At the height of Howard Hughes’ fame, the world knew him as a rich eccentric. People loved to talk about him and write about him, but much of what was spoken and written was exaggeration or blatantly untrue. Nobody could know Howard Hughes, so people fabricated stories about him to sell books, newspapers and magazines. He was “hot” copy.
The world believes that Howard Hughes died a broken old man at age 71 in April 1976. He had been living in a Las Vegas hotel room, barely kept alive by his uncaring custodians. He was filthy, malnourished, emaciated and addicted to Codeine, Valium, and other drugs that he didn’t need. He left behind a fortune in excess of two billion dollars. At the time of his supposed death, he had at least forty pending lawsuits against him and was being hounded all the time by the U.S. government for non-payment of taxes. Great wealth has its own unique problems.
The premise of the nonfiction book Boxes: The Secret Life of Howard Hughes is that Hughes didn’t really die in 1976. A decoy died in his place, a Howard Hughes stand-in, presumably a Las Vegas derelict of about the same age, with similar physical characteristics. Why would a man like Howard Hughes fake his own death? The answer should be obvious. He wanted to be left alone, to live the rest of his life in peace and seclusion. The forfeiting of his great wealth was the price he was willing to pay.

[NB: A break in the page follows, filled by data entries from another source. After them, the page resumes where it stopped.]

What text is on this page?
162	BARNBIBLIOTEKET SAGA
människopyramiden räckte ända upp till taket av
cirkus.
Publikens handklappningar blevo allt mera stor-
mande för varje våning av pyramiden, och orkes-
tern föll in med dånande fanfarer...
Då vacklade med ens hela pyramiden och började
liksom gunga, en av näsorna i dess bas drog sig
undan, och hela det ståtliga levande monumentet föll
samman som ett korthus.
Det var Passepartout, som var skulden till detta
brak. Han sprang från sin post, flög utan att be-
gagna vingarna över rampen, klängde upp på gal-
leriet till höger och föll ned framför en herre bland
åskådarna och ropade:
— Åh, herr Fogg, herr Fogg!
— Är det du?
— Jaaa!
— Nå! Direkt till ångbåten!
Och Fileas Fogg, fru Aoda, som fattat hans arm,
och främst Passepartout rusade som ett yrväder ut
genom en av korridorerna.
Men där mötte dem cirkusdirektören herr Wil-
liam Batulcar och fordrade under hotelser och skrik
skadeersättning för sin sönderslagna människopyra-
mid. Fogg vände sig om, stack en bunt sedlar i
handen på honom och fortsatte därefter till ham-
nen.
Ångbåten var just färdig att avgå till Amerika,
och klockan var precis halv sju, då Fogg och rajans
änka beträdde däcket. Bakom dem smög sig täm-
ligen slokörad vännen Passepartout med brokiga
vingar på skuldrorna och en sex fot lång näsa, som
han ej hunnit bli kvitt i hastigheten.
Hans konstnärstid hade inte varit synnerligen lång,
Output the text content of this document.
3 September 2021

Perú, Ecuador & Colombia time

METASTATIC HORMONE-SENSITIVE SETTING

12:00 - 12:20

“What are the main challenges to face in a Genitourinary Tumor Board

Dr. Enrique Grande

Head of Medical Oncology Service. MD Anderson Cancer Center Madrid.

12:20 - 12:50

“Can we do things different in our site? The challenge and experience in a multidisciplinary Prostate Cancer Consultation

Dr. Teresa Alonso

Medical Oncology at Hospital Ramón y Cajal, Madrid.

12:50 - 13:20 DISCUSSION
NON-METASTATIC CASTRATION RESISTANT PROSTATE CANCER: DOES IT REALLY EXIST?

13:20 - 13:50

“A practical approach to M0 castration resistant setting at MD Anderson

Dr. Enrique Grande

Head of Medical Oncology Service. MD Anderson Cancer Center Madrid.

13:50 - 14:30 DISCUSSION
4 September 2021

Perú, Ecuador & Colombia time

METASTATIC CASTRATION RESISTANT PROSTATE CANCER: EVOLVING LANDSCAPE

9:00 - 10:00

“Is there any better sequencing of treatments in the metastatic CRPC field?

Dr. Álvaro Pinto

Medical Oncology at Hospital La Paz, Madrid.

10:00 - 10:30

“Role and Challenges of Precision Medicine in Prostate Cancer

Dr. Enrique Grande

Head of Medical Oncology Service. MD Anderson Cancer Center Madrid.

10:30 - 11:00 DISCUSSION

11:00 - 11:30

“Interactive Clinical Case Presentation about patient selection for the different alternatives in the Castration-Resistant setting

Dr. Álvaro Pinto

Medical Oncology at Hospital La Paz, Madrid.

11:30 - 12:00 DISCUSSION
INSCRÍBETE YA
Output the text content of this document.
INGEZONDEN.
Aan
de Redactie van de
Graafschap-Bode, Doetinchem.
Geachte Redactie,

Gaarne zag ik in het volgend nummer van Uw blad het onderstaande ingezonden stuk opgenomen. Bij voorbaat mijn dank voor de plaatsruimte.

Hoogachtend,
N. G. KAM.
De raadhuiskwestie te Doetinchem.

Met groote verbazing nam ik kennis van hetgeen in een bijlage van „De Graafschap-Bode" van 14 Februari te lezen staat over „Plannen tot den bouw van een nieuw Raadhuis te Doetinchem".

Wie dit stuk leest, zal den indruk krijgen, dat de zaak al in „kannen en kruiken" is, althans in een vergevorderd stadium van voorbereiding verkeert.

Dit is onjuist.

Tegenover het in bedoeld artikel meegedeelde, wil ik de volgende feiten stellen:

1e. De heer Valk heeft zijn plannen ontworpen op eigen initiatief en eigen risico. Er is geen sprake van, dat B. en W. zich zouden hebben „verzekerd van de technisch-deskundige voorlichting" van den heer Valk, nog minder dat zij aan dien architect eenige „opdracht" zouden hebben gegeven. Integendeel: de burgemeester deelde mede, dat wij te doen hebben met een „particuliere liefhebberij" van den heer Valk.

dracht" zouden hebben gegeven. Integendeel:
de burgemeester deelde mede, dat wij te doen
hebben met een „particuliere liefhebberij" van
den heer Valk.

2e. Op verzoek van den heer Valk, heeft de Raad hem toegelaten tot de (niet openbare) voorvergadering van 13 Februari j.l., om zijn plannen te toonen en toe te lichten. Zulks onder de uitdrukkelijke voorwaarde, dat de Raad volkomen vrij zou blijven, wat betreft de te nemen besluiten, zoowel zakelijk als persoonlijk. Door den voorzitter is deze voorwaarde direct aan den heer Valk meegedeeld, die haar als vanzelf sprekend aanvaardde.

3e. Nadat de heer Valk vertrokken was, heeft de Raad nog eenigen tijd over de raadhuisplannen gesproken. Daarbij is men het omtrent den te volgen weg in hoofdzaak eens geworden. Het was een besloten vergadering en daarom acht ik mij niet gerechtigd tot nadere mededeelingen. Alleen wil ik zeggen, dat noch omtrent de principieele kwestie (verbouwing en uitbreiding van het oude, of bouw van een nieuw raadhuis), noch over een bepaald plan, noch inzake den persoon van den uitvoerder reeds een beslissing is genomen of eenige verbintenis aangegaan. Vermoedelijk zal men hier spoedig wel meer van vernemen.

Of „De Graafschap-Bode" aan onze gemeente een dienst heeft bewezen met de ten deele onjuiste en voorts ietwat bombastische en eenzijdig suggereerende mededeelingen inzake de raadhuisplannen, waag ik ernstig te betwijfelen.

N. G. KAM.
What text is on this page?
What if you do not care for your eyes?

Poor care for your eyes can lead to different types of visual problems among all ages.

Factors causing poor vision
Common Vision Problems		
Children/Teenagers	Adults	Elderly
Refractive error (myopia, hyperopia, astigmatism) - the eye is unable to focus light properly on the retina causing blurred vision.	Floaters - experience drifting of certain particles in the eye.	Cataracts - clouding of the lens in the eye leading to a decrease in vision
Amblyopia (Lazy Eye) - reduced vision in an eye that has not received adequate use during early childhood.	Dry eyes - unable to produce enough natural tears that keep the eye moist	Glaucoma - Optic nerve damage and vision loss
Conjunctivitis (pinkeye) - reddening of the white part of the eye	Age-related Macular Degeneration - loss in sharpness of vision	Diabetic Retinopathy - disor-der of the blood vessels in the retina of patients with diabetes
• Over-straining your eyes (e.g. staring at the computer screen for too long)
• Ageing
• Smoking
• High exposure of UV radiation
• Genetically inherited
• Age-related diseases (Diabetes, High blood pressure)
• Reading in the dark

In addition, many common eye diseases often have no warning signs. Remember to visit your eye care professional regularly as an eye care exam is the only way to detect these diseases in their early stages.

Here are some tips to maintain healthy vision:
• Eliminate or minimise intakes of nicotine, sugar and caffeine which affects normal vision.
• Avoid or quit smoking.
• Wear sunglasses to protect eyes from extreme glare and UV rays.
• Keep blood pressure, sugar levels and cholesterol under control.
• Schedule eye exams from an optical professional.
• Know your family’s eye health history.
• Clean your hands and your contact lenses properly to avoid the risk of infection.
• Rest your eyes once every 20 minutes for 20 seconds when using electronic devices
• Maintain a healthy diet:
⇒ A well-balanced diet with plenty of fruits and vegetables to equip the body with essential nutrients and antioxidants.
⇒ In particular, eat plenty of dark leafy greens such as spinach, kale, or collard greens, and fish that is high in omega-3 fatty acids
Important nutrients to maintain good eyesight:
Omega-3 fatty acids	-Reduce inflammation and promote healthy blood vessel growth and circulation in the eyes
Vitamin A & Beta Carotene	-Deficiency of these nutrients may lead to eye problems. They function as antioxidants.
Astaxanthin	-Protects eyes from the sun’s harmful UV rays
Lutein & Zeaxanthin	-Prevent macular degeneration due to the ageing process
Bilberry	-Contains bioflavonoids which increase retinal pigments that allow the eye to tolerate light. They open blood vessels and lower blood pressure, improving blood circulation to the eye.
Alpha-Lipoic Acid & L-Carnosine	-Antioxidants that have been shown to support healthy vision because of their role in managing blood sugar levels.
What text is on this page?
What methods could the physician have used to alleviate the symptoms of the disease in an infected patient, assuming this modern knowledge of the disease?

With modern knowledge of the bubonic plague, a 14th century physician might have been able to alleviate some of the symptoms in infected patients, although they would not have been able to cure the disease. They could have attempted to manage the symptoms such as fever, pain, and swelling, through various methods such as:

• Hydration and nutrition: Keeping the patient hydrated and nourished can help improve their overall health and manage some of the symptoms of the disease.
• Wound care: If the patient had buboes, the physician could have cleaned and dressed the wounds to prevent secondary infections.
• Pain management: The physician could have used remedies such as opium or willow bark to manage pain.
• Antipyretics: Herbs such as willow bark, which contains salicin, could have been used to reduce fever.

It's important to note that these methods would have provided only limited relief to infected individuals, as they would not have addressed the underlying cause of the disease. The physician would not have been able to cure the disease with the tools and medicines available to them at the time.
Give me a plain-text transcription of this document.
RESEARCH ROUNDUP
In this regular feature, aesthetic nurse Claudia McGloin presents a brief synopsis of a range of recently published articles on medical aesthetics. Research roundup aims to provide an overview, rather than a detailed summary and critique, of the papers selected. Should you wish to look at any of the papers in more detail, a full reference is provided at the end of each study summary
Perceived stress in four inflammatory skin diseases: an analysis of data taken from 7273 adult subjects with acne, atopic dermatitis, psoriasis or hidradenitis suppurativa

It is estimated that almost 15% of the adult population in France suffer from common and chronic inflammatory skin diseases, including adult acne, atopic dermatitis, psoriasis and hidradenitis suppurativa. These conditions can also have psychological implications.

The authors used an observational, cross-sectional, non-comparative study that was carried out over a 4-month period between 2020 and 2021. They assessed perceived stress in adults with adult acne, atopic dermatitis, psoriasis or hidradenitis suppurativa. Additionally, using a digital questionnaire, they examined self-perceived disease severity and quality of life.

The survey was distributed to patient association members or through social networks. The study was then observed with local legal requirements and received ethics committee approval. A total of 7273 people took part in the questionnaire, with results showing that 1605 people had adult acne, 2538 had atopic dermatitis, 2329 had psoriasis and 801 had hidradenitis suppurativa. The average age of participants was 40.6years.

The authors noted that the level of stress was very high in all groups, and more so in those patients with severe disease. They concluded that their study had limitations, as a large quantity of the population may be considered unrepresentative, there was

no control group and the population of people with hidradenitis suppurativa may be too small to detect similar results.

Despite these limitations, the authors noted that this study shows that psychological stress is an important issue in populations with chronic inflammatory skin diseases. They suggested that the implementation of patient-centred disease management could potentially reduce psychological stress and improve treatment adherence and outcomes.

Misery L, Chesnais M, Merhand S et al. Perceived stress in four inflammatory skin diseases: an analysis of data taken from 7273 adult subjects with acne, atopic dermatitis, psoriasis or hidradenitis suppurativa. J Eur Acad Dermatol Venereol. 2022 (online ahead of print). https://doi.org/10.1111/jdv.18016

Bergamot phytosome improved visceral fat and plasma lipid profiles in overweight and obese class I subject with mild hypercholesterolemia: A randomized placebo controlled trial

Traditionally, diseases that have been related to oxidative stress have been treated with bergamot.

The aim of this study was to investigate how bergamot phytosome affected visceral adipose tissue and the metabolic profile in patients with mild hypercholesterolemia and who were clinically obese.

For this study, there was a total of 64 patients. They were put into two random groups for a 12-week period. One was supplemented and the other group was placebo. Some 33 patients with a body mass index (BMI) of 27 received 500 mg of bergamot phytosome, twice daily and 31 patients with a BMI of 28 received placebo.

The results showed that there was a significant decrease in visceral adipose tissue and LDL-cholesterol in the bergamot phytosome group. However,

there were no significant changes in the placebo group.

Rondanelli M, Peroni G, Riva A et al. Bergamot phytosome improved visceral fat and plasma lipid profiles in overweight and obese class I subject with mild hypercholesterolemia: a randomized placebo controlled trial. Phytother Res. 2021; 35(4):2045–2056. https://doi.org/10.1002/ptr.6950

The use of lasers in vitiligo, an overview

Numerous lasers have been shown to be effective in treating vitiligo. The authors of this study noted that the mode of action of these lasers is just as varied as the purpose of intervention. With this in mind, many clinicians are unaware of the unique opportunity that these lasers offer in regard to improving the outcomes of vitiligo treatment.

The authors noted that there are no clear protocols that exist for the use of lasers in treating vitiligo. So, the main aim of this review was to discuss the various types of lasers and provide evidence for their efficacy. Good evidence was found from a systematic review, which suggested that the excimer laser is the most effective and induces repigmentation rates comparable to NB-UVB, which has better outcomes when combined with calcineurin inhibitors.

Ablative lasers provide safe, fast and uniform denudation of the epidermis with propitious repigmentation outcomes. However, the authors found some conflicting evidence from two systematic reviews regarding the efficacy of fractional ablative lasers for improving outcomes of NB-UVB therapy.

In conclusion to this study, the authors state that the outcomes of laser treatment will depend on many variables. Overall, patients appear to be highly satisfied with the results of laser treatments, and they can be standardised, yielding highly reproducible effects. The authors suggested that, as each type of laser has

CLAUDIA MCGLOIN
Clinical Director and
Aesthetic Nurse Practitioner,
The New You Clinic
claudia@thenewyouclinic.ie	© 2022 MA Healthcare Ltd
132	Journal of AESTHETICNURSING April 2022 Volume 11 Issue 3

We hear all the time about people faking their own deaths, but if anybody could do it, it was Howard Hughes. He had the means to do it and the “enablers” to carry out his wishes and keep their mouths shut. He assumed the name and identity of Verner “Nik” Nicely. He married a woman named Eva McClelland. He died in 2001 at the age of 95.
The book presents plenty of compelling evidence that the mysterious and eccentric old man named Verner “Nik” Nicely was in reality Howard Hughes. Mr. Nicely had burn scars on his body, consistent with the scars that Howard Hughes sustained in a crash in his test pilot days. He was the same height as Howard Hughes, had the same physical characteristics, and was in possession of encyclopedic knowledge of aviation and mechanics. His wife, Eva, who died a few years after he died, was certain that she was married to the once-famous Howard Hughes. Read the book and decide for yourself if she was telling the truth.